Dressed in white, blessed by an evangelist and accompanied by former U.S. congressmen, Liberia's warlord-turned-president told refugees huddled Wednesday at a crumbling stadium that he foresees "total destruction" if he leaves office before international troops arrive.
Charles Taylor, an indicted war criminal who sparked Liberia's ongoing strife with his 1989-1996 insurrection, also told his war-weary countrymen he no longer will fight. That generated the loudest cheers among those sheltering from the latest battles.
Taylor has promised many times to leave this west African nation founded by freed American slaves more than a century ago. He said Wednesday his departure hinges on the arrival of a regional peacekeeping force that he and many Liberians hope will include Americans.

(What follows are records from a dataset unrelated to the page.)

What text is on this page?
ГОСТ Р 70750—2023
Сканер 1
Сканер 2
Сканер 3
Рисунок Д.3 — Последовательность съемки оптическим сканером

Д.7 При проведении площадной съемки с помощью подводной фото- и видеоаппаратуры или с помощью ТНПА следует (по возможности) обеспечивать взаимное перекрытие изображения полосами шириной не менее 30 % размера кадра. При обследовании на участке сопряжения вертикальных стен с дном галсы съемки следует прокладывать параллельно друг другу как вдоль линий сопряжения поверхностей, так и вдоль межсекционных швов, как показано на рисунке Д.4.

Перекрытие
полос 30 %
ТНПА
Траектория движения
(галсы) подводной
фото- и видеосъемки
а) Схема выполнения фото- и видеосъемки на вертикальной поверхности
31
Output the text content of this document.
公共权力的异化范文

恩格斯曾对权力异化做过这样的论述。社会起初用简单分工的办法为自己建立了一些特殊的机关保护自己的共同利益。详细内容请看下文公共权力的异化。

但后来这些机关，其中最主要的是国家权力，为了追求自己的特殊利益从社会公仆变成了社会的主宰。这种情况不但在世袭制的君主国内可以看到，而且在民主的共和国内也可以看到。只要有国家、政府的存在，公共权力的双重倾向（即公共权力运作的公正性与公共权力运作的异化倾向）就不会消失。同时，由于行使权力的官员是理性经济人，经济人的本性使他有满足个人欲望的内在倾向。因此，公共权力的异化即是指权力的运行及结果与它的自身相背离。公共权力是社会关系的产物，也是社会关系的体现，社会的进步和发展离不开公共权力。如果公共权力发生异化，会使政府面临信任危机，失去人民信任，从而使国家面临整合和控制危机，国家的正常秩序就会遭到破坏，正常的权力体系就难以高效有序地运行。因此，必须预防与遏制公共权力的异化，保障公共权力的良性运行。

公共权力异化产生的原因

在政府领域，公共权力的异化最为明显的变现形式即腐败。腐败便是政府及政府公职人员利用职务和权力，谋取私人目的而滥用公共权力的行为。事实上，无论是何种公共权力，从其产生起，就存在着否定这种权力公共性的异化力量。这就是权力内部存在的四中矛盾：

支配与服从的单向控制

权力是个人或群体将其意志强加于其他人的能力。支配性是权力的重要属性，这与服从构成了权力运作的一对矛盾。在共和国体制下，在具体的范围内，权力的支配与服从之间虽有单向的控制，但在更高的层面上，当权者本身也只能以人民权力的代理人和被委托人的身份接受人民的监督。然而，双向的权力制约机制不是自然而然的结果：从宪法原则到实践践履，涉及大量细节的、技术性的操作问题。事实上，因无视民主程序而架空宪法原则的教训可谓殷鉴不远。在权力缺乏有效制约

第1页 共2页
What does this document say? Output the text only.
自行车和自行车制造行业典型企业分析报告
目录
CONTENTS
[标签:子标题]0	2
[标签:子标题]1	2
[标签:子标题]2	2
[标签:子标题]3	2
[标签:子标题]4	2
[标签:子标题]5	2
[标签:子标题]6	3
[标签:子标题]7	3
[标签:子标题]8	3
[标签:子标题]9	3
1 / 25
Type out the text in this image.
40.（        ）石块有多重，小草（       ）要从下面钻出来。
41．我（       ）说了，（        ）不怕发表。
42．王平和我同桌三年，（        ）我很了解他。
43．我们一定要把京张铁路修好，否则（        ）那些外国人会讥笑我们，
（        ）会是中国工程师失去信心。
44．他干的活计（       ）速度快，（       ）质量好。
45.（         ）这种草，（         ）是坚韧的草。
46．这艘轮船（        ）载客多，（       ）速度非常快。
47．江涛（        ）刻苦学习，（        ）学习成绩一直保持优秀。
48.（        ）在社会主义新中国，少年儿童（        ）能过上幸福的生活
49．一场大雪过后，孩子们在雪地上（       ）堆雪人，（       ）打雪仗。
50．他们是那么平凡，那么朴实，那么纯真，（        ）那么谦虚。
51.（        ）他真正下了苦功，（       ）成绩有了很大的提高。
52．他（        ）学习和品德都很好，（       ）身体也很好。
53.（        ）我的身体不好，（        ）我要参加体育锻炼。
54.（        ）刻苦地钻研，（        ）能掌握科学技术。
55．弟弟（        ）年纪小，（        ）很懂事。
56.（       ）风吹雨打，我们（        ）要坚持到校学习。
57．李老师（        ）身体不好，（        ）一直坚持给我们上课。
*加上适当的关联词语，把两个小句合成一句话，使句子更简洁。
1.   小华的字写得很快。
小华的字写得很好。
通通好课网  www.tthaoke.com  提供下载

"If I were to leave this country before the peacekeeping troops arrive in this city, I see disaster," Taylor said. "I see trouble. I see murder, mayhem. I see rape. I see total destruction."
President Bush repeatedly has called on Taylor to step down, undercutting Taylor's reputation in a nation that holds the United States in such high regard.
Taylor, former U.S. Reps. Bob Clement of Tennessee and Ronnie Shows of Mississippi, and a Washington-based evangelist held an impromptu prayer rally at the moldy stadium, where tens of thousands of refugees have turned its bleachers and underbelly into makeshift homes.
The rally, at which Indian Christian evangelist K. A. Paul said an international day of fasting for peace in Liberia would be held July 26, interrupted food distribution.
Long lines of hungry refugees were forced by gun-toting security forces to make way for Taylor and his entourage, including a military band wearing fatigues and cracked boots. Two of Taylor's elite soldiers — one with an AK-47 slung over his shoulder — circled the racetrack on a motorbike.
Taylor emerged from a shiny black sedan to a gospel choir singing "How Great Thou Art." He told the rally he would step down to "give you, the Liberian people, a chance to live."
Hundreds of thousands of people have been killed in the past 14 years of fighting. As Taylor spoke, a three-year campaign by rebels to drive him out neared its final act.
If ongoing peace talks in neighboring Ghana collapse, a full-scale battle for the capital, now crowded with hundreds of thousands of refugees trapped between the rebels and the Atlantic Ocean, could follow.
"My decision to step down is based on the fact that the greatest gift I can give you now are two things, the gift of life and the gift of peace," Taylor said. "My life is no more important than your lives."
The government again accused the rebels of violating an oft-broken June cease-fire, saying fighting continued in Liberia's north and northeast. Rebels denied it.
At talks in nearby Ghana, negotiators were discussing a proposal to set up an interim government without Taylor or the leaders of the two rebel groups seeking to oust him.
Annan said the parties involved have agreed that West Africa first will send up to 1,500 troops to Liberia within two weeks. Taylor then would leave and American and other reinforcements would join the West Africans, he said.
In the long term, a U.N. peacekeeping force would take over.
In Washington, President Bush said this week that a deployment could require American troops but would be "limited in size and limited in tenure."
A U.S. team of military experts arrived in Liberia last week. They have visited refugee camps, ports and landing strips to assess the possibility of sending troops and aid.
Taylor has been indicted for war crimes in neighboring Sierra Leone, accused of supporting a brutal rebel movement known for hacking off civilian's hands, feet, ears, noses and lips.